What is the difference between 10 µm and 20 µm resolution in MALDI-MSI, and can it distinguish metabolic differences between cell populations?
A: A 10 µm resolution approaches single-cell level, allowing finer spatial mapping of metabolites, while 20 µm provides faster acquisition with slightly less spatial detail. While true single-cell resolution is challenging, 10 µm can often resolve distinct cell populations and local metabolic heterogeneity in many tissue types.
Can MALDI-MSI be performed on very limited sample material?
A: Yes, small samples can be analyzed, but to ensure reliable and reproducible data, we recommend a minimum of three biological replicates per group.
What is the typical turnaround time for MALDI-MSI?
A: Sample preparation (including H&E staining if needed) typically takes 2 weeks. Imaging acquisition and data processing generally require 3-4 weeks. Turnaround can be adjusted for manuscript submission or specific project needs upon discussion.
Learn about other Q&A.
Sample Preparation Guidelines
To ensure successful ionization and imaging, please adhere to these specific substrate and embedding requirements.

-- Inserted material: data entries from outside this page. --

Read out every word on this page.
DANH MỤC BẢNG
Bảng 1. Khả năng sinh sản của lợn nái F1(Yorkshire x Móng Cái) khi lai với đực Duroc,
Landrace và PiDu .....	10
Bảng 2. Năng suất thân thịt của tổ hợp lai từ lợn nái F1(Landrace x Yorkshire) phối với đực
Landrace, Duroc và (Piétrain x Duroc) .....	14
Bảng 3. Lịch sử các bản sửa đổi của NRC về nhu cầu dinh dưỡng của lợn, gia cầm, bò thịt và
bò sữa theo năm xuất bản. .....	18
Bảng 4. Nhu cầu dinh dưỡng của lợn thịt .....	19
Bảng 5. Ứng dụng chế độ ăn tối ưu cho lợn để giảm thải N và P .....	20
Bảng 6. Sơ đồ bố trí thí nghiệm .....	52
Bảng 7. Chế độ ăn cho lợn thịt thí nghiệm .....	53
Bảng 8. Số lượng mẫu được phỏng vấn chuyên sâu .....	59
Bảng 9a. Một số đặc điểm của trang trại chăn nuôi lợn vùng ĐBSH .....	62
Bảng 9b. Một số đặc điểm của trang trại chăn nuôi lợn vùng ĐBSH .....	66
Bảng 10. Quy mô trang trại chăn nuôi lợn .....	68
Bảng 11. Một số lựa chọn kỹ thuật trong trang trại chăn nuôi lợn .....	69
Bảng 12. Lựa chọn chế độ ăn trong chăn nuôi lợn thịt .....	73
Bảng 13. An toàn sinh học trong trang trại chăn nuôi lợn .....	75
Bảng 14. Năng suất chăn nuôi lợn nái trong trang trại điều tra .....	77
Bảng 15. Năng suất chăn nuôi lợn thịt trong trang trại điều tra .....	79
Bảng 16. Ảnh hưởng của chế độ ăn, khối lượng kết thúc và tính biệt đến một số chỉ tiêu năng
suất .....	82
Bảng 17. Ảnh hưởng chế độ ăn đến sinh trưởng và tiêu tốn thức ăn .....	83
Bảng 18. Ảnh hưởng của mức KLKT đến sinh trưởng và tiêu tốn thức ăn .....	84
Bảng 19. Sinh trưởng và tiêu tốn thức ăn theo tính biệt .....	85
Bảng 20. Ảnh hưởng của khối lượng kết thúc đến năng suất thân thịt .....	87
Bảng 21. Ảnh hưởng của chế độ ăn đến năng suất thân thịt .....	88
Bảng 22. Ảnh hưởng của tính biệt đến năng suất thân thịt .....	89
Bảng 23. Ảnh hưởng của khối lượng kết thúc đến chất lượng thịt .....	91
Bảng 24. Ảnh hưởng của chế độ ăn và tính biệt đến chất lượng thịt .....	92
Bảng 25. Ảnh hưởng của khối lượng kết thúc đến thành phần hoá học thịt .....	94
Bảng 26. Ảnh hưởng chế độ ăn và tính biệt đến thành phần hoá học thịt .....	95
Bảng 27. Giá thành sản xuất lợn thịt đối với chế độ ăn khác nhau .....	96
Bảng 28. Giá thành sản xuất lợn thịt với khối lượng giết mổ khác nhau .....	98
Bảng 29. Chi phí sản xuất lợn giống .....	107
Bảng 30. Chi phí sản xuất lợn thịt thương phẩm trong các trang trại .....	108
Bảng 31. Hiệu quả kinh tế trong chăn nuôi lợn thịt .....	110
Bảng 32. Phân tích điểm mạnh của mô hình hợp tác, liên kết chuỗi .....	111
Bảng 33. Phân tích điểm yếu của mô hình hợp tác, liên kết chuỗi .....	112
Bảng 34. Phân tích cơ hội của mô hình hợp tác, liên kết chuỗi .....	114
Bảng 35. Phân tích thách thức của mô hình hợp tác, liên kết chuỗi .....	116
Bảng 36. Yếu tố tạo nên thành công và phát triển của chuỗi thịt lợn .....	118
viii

| Parameter | Requirement | Technical Reason |
|---|---|---|
| Slide Type | ITO-Coated Conductive Slides | MALDI requires a conductive surface to prevent surface charging. Standard glass slides are not compatible unless we transfer the tissue (which risks distortion). |
| Tissue Format | Blocks (Preferred) | Sending blocks allows us to section directly onto ITO slides in our lab, ensuring perfect flatness and adhesion. |
| Embedding | CMC, Gelatin or OCT | Please note that OCT embedding must be strictly avoided for spatial metabolomics samples. However, mild OCT embedding is acceptable for spatial proteomics projects. |
| Fixation | Fresh Frozen (Lipids/Metabolites) FFPE (Peptides/Proteins) | Choose the fixation method that matches your target class. Formalin cross-linking prevents the detection of most small molecules. |
| Shipping | Dry Ice (-80°C) | Essential for frozen blocks to prevent degradation. |
Before starting sample preparation, a consultation with our team will be conducted to discuss your tissue type, embedding choices, and downstream analysis requirements, ensuring optimal sample quality and a smooth workflow.